Partial Nerve Severance

• Neuropathic pain occurs following direct injury to the nerves in the peripheral or central nervous systems. Neuropathic pain can result from complete or partial nerve transection, nerve compression, infiltration or infectious/inflammatory/ischemic etiologies 1,2,4
  • Partial severance of peripheral afferent sensory fibers results in neuropathic pain in the form of ectopic activity4

Ectopic Activity

• Ectopic activity: Nerve damage results in the accumulation of sodium channels 2,5
• The accumulation of sodium channels generates action potentials in the damaged peripheral afferent sensory fibers proximal to the injury site 2,5

Hyperexitability

• The focus of excitability in the damaged sensory fibers causes the stimulation of the higher centers to perceive spontaneous pain (e.g. phantom pain, sciatica) 2,4,5.

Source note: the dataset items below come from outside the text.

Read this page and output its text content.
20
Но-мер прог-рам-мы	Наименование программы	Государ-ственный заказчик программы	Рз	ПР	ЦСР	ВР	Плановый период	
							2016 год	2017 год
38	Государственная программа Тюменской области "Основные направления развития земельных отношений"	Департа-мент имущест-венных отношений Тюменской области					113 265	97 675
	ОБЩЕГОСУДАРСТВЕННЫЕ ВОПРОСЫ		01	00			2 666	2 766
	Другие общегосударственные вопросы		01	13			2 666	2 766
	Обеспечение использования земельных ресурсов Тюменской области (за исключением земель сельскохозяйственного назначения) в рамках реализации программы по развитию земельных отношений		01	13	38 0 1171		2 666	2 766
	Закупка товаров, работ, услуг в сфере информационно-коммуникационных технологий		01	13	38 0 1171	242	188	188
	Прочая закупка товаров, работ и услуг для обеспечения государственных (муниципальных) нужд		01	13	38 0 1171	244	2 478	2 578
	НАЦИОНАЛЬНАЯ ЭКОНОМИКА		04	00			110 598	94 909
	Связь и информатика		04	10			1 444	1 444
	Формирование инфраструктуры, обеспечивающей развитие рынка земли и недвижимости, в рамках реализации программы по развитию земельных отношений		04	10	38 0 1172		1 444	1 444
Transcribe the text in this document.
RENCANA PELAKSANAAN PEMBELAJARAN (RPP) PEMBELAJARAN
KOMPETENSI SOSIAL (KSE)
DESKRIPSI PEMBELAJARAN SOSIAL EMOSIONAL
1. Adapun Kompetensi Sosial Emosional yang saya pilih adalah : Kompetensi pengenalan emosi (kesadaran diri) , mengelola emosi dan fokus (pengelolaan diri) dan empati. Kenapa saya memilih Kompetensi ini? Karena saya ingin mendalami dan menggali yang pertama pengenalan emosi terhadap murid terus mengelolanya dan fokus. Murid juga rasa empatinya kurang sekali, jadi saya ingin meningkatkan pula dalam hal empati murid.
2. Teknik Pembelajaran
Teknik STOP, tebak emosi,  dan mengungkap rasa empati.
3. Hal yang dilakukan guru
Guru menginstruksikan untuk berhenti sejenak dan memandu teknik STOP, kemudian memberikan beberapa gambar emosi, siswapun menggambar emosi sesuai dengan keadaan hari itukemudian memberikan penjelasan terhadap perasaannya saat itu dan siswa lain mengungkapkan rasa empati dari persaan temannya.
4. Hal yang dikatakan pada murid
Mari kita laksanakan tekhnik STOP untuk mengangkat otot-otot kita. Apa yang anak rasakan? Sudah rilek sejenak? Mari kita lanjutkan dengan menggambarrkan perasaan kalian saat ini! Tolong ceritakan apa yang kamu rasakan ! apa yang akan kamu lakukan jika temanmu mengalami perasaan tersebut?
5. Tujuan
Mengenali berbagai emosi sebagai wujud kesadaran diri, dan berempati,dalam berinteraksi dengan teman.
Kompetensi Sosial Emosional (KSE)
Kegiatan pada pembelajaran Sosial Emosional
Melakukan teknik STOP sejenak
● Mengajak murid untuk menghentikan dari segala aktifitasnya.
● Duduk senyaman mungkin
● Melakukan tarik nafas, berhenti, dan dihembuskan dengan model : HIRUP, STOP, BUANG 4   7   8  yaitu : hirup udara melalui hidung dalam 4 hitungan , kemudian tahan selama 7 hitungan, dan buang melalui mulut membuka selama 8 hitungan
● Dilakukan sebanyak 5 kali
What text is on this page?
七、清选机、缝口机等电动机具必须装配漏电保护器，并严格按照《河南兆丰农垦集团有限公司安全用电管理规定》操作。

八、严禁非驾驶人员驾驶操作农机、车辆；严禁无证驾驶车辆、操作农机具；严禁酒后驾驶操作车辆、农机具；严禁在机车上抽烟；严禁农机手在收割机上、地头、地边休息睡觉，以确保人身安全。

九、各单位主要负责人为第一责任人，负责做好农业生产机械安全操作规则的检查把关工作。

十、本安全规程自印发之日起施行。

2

Sequence 4: Nueropathic pain: Ephaptic

Ephaptic activity

• In addition to ectopic activity, direct nerve injury can cause a different form of neuropathic pain due to ephaptic activity 4

Cross talk

• Ephaptic transmission: Complete severance of peripheral afferent sensory fibers results in hyperexcitability of damaged nerves and transmission of action potentials along adjacent, undamaged unstimulated sensory fibers, or cross talk 4

Receptive field expands

• Cross-talk between damaged, stimulated peripheral afferent sensory fibers and adjacent unstimulated fibers results in an expansion of the area in which pain is perceived in and around the area of the damaged nerve 4.

Section 5: Wind up

Tissue injury/nerve damage

• Both the tissue injury and nerve damage responsible for severe/persistent nociceptive and neuropathic pain can result in a process termed wind-up 1,3,4

Repeated firing of PAF's

• During wind up, the peripheral afferent sensory fibers fire repeatedly, there is increased transmitter release into the spinal cord, and the response by spinal cord neurons increases progressively 1,3,4

Ion channels

• In the synapse, repeated firing from peripheral afferent sensory fibers and consequent release of glutamate results in the prolonged opening of post-synaptic ion channels gated by N-methyl-D-aspartate (NMDA)-type glutamate receptors 1,2,3

Wind up

• Prolonged opening of the ion channels enables greater influx of calcium and sodium across the post-synaptic membrane and greater excitation of nociceptive neurons 2,3
• Wind-up causes long-term changes in nociceptive neurons, which become hyperexcitable such that they respond to lower stimuli; central sensitization results. NMDA-type glutamate receptors play an important role in this process 1,2,3,4

Receptive field expands

• The hyperexcitability resulting from wind-up causes a higher perception of pain, such that weak stimuli cause pain, spontaneous pain may be perceived, and the receptive field expands 1,2,4.